Key research themes
1. How has the conceptualization of publicness shaped the theoretical foundations of public administration?
This research theme explores the enduring challenge within public administration theory concerning the definition and understanding of 'publicness.' It critically examines how competing ontological perspectives — derived from notions of public goods and the public interest in political theory — have led to multiple conceptual approaches delineating public versus private organizations.

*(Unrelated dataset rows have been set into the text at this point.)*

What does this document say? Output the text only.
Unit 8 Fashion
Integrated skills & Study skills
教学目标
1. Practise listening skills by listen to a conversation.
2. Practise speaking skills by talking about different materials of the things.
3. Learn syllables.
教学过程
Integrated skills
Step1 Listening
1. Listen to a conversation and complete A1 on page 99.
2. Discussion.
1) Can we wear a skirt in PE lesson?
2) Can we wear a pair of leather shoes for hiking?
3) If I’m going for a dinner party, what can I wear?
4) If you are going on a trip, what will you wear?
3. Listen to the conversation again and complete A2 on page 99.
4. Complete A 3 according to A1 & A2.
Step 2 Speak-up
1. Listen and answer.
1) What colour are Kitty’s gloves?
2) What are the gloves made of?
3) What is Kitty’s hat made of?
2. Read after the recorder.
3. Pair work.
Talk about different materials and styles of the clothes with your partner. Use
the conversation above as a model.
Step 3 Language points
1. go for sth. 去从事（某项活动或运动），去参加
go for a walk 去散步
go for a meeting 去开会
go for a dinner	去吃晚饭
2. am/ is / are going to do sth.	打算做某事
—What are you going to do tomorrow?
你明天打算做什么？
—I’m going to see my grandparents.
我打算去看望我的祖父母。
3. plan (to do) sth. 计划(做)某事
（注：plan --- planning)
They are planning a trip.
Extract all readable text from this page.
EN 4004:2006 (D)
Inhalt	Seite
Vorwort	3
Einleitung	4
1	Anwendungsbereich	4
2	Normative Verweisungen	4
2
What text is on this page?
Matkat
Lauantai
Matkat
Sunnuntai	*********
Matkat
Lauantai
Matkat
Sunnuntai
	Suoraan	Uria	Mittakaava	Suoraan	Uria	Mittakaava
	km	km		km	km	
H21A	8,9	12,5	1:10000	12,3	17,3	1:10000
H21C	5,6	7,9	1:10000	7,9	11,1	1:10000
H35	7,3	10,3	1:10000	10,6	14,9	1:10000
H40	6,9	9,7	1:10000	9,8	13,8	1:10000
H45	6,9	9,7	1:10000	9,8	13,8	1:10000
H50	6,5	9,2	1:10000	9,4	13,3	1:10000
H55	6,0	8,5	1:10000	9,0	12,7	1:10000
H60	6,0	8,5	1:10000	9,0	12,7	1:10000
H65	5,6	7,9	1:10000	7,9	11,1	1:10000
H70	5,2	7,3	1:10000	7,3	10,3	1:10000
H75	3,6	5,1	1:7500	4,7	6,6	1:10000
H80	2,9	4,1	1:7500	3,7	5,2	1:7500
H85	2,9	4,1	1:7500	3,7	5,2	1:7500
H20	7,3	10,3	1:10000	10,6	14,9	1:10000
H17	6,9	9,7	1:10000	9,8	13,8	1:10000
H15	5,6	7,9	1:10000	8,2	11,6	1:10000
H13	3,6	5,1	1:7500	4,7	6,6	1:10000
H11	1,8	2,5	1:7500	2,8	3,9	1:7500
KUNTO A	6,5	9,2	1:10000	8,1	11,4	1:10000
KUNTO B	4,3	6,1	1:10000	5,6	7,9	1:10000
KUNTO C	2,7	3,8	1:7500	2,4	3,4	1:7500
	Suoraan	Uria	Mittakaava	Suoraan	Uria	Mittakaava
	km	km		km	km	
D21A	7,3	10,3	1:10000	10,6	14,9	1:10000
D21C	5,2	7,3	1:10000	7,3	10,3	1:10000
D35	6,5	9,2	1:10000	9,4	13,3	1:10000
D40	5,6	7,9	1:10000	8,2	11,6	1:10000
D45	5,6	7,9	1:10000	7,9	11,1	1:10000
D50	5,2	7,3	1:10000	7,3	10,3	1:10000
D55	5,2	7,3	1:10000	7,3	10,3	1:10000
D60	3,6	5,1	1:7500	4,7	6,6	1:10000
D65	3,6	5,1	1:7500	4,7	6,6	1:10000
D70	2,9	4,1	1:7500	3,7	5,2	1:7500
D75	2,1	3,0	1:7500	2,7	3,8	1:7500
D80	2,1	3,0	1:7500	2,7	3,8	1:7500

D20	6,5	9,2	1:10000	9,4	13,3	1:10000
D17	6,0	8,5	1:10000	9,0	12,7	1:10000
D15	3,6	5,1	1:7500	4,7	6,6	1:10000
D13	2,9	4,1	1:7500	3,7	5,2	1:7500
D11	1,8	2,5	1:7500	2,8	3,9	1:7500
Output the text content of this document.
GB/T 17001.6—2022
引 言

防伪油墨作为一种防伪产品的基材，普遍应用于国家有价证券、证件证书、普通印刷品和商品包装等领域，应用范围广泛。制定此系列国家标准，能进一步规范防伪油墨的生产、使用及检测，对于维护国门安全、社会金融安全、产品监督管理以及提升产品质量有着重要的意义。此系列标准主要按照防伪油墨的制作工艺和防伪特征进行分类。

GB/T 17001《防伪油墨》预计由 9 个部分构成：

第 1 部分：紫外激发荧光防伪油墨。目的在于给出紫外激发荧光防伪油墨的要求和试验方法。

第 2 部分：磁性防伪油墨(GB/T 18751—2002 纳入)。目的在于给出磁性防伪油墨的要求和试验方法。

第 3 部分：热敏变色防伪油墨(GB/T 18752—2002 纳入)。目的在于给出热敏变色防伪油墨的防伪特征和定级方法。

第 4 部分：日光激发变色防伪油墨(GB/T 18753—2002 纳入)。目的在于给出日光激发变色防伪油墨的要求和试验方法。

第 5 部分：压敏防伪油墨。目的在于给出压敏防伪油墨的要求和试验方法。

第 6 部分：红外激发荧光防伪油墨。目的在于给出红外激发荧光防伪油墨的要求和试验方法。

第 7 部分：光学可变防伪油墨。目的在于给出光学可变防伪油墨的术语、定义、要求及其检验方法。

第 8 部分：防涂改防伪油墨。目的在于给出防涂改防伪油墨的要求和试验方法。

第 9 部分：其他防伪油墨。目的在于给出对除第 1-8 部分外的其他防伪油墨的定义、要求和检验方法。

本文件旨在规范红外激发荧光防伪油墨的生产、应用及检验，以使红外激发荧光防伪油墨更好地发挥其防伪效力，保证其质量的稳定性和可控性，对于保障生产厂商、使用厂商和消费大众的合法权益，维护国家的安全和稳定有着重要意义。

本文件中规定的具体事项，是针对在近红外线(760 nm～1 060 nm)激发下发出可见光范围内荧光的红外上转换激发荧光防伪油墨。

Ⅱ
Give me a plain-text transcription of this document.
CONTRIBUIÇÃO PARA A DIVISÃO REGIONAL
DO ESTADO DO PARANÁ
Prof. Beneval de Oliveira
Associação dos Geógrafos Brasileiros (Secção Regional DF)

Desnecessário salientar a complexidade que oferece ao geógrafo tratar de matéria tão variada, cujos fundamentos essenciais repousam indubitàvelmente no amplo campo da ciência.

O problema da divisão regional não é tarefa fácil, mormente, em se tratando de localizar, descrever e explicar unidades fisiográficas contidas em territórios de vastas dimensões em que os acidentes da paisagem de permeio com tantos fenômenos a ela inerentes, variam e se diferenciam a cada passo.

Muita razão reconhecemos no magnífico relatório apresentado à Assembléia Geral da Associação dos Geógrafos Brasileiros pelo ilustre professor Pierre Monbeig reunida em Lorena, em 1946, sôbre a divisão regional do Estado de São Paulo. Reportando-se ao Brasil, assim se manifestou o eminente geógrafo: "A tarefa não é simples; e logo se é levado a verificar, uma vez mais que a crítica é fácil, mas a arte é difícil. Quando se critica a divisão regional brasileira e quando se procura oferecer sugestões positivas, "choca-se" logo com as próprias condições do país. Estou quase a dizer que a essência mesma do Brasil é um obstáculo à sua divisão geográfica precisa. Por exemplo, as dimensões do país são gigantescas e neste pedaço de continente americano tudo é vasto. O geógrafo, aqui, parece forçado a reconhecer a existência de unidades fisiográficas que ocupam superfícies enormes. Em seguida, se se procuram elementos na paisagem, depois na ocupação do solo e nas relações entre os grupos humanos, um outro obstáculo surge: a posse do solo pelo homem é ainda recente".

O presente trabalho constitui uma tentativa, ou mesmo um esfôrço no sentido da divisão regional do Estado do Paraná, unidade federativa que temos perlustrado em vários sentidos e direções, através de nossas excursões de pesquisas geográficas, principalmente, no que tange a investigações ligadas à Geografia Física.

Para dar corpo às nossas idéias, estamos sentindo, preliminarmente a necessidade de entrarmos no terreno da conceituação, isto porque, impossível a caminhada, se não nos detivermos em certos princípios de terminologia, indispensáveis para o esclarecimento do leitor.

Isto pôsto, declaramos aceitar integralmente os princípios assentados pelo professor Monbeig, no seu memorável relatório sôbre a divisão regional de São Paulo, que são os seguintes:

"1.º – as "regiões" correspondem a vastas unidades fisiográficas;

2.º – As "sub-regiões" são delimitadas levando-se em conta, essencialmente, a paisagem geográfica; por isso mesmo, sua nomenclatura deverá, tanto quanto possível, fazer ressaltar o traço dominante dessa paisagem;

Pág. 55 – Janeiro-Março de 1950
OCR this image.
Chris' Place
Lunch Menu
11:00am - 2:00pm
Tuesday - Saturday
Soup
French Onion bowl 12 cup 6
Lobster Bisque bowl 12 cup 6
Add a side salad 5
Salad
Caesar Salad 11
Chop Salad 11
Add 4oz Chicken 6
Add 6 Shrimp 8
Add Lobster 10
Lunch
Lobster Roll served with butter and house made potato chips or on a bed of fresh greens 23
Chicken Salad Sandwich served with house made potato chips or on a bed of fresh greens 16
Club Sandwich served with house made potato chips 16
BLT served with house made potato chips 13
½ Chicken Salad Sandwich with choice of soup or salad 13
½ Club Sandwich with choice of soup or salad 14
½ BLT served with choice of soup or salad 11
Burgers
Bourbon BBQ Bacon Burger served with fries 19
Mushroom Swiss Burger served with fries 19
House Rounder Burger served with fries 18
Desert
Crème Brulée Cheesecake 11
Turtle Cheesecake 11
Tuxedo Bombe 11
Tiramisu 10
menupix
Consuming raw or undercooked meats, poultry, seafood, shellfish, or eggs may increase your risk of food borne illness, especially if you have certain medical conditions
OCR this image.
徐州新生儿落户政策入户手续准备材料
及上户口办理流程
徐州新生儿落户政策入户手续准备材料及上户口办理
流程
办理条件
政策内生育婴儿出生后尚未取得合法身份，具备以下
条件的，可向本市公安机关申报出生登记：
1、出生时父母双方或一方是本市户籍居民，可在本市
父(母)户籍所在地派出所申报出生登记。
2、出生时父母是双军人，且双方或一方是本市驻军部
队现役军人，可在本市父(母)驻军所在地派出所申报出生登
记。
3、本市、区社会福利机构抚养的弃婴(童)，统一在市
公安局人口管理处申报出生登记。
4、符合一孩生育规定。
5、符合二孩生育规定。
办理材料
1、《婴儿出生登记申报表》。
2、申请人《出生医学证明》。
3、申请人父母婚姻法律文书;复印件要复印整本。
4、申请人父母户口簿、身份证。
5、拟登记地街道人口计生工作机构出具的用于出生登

Understanding this conceptual ambiguity is vital as it underpins theoretical debates and practical approaches in public administration, affecting organizational analysis and governance models.
2. What are the historical and institutional foundations shaping contemporary public administration reforms, particularly regarding New Public Management (NPM) versus traditional bureaucracy?
This theme investigates the shift from traditional public administration models—rooted in Weberian bureaucracy emphasizing political neutrality, hierarchy, and rule-following—to New Public Management approaches that prioritize efficiency, decentralization, output control, and market-like mechanisms within public services. It addresses how these paradigms conceive accountability, managerialism, and the role of bureaucracy, positioning NPM as both a critique and reform movement responding to perceived failures of classical models. Understanding this evolution is crucial for interpreting contemporary governance challenges and reform trajectories.
3. How do historical and comparative perspectives inform the globalization and cross-nationalization of public administration education and institutional legacies?
This theme addresses the comparative dimension of public administration scholarship and practice, examining how globalization and historical legacies influence administrative systems’ design, education, and performance across countries. It stresses the importance of internationalizing curricula to prepare public administrators for global challenges and studies how imperial and colonial histories create complex institutional legacies at multiple governmental levels, shaping trust, capacity, and administrative behavior.